$A-B = \{a-b: a\in A, b\in B\}$. Prove that $\sup(A-B) = \sup(A) – \inf(B)$
OK, let $x=\sup(A), y=\sup(B)$:
$a\in A \implies a\leq x$
$b\in B \implies b\leq y$
$a+b\leq x+y$ is a upper bound
Take $\varepsilon > 0$ and find $a,b$ s.t.:
$a>x-\dfrac {\varepsilon}{2}, b>y-\dfrac {\varepsilon}{2}$
$a+b>x+y-\varepsilon$
It means that every potential smaller upper bound $x+y-\varepsilon$ is not really an upper bound.

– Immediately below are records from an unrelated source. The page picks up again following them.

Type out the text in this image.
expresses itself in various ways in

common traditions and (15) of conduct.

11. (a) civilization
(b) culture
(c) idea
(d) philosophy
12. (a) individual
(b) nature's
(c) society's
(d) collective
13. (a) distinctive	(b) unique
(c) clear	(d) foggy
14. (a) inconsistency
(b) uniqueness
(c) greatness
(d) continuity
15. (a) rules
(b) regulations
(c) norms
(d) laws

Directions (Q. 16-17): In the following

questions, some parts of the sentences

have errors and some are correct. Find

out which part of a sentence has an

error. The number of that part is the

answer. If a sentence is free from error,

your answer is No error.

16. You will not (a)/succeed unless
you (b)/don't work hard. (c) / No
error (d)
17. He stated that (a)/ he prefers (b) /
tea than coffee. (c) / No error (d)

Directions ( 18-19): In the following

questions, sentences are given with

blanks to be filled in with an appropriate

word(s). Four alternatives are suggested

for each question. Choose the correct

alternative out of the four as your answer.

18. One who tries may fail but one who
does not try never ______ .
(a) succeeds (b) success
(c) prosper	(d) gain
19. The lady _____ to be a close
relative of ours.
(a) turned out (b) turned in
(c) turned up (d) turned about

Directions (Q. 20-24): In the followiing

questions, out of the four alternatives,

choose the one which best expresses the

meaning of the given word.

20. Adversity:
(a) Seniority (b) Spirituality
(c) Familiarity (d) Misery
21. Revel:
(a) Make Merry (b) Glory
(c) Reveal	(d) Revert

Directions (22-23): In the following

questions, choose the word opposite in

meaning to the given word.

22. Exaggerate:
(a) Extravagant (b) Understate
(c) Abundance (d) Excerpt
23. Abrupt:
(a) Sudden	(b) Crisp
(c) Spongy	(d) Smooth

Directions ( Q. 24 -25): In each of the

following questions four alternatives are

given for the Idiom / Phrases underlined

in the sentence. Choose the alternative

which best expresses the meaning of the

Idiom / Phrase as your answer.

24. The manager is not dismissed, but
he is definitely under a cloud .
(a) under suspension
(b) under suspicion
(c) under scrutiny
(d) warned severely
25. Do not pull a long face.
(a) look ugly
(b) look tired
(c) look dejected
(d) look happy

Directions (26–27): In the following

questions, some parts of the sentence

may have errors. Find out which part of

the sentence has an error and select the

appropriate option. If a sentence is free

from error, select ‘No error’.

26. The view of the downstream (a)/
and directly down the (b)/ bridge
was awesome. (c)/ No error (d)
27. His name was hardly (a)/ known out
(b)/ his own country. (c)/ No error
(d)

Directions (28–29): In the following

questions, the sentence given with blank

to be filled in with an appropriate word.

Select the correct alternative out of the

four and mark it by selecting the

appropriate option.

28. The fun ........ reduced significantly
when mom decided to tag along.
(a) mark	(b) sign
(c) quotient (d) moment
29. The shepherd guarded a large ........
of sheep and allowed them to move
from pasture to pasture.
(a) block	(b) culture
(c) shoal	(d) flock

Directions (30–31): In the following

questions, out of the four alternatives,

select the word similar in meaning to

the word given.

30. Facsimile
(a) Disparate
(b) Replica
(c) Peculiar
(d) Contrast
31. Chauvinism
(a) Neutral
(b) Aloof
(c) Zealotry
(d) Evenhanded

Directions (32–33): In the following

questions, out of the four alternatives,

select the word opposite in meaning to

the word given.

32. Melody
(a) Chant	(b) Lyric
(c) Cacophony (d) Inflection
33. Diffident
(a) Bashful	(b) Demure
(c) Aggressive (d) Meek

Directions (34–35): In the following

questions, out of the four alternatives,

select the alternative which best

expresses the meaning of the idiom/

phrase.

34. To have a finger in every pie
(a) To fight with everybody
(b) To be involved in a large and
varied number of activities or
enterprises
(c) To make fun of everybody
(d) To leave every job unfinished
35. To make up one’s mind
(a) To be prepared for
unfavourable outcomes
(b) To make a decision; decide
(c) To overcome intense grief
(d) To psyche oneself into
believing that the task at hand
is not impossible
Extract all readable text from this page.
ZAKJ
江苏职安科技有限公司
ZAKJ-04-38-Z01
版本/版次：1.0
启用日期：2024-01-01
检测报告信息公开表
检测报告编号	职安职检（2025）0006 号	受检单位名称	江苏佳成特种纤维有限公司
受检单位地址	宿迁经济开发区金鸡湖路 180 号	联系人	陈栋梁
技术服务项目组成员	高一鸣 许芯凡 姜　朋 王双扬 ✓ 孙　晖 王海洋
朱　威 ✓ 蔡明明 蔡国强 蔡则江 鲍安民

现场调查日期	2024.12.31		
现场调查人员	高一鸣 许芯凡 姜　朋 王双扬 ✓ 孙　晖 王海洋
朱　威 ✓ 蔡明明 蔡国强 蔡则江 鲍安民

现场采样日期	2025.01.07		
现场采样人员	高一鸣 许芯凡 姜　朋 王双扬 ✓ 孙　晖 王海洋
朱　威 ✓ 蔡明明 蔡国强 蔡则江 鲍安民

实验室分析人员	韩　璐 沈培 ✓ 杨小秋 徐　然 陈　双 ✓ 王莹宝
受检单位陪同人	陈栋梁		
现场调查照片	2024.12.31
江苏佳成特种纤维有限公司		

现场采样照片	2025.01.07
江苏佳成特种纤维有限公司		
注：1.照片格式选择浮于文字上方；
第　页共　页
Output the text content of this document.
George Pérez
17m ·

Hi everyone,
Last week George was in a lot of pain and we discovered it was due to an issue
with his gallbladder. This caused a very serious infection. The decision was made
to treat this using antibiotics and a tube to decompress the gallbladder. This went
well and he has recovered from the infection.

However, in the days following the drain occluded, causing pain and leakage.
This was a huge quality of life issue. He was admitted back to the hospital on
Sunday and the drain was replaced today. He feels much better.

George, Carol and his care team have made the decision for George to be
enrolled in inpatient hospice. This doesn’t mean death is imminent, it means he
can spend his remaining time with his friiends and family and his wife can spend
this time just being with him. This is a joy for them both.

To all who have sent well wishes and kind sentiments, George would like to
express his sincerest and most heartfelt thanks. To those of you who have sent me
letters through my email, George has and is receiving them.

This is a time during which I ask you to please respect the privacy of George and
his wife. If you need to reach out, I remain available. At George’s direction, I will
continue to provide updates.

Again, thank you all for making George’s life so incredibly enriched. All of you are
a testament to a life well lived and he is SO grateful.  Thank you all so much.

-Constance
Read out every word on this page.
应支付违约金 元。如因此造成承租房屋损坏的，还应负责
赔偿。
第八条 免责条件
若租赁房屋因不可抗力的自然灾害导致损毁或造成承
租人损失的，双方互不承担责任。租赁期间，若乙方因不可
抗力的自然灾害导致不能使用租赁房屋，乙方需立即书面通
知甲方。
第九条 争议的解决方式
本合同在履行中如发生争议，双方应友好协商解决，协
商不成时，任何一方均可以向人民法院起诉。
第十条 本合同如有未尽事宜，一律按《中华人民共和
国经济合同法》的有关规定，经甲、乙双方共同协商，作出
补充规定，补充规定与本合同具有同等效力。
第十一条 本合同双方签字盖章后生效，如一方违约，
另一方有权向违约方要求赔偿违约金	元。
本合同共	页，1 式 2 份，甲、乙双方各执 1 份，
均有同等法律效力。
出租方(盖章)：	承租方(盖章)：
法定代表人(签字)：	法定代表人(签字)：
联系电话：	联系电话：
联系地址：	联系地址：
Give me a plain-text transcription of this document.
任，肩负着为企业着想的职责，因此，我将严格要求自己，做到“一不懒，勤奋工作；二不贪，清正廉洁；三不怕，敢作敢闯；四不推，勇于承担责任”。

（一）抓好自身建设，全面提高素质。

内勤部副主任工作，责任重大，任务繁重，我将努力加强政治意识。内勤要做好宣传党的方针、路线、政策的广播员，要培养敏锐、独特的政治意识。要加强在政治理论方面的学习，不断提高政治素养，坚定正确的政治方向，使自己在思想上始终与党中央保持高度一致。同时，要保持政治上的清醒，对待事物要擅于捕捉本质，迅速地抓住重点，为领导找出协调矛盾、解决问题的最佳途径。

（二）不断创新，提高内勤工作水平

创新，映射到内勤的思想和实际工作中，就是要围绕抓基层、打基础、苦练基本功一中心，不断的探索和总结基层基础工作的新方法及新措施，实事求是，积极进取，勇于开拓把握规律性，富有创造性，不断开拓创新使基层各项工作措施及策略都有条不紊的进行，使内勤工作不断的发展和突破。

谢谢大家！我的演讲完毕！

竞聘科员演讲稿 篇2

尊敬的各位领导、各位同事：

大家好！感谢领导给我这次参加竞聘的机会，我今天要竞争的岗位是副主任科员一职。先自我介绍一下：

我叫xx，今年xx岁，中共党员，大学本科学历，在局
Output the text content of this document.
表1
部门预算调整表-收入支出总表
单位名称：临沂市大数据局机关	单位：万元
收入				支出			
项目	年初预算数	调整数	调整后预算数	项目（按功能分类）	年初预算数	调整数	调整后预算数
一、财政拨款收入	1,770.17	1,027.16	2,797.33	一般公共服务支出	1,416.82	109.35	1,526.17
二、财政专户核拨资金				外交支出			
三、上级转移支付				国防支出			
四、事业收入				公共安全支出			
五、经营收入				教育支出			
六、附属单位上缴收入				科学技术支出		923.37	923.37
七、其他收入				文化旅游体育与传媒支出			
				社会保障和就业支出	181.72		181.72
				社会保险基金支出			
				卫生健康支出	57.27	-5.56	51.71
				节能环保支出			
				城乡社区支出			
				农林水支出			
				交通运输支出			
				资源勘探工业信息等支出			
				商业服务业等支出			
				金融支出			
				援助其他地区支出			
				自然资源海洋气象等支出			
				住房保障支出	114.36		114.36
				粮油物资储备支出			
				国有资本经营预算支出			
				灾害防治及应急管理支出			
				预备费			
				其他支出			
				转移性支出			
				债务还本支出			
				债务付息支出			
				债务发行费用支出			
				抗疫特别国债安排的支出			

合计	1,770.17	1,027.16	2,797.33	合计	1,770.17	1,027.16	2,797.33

Therefore $\sup(A+B) = \sup(A) + \sup(B)$
$A-B = \{a-b: a\in A, b\in B\}$.
Proving that $\sup(A-B) = \sup(A) – \inf(B)$
Let $x=\sup \left( A\right), y=\inf \left( B\right)$
$a\in A\implies a\leq x$
$b\in B \implies b\geq y$
$a+b\geq x+y$
Best Answer
Define similarly
Hint 1: $\sup(X+Y)=\sup X+\sup Y$
Hint 2: $\sup(-Y)=-\inf Y$
Proving that $\sup(X+Y)=\sup X+\sup Y$ is psychologically simpler than the statement you have, but they're actually the same, in view of hint 2.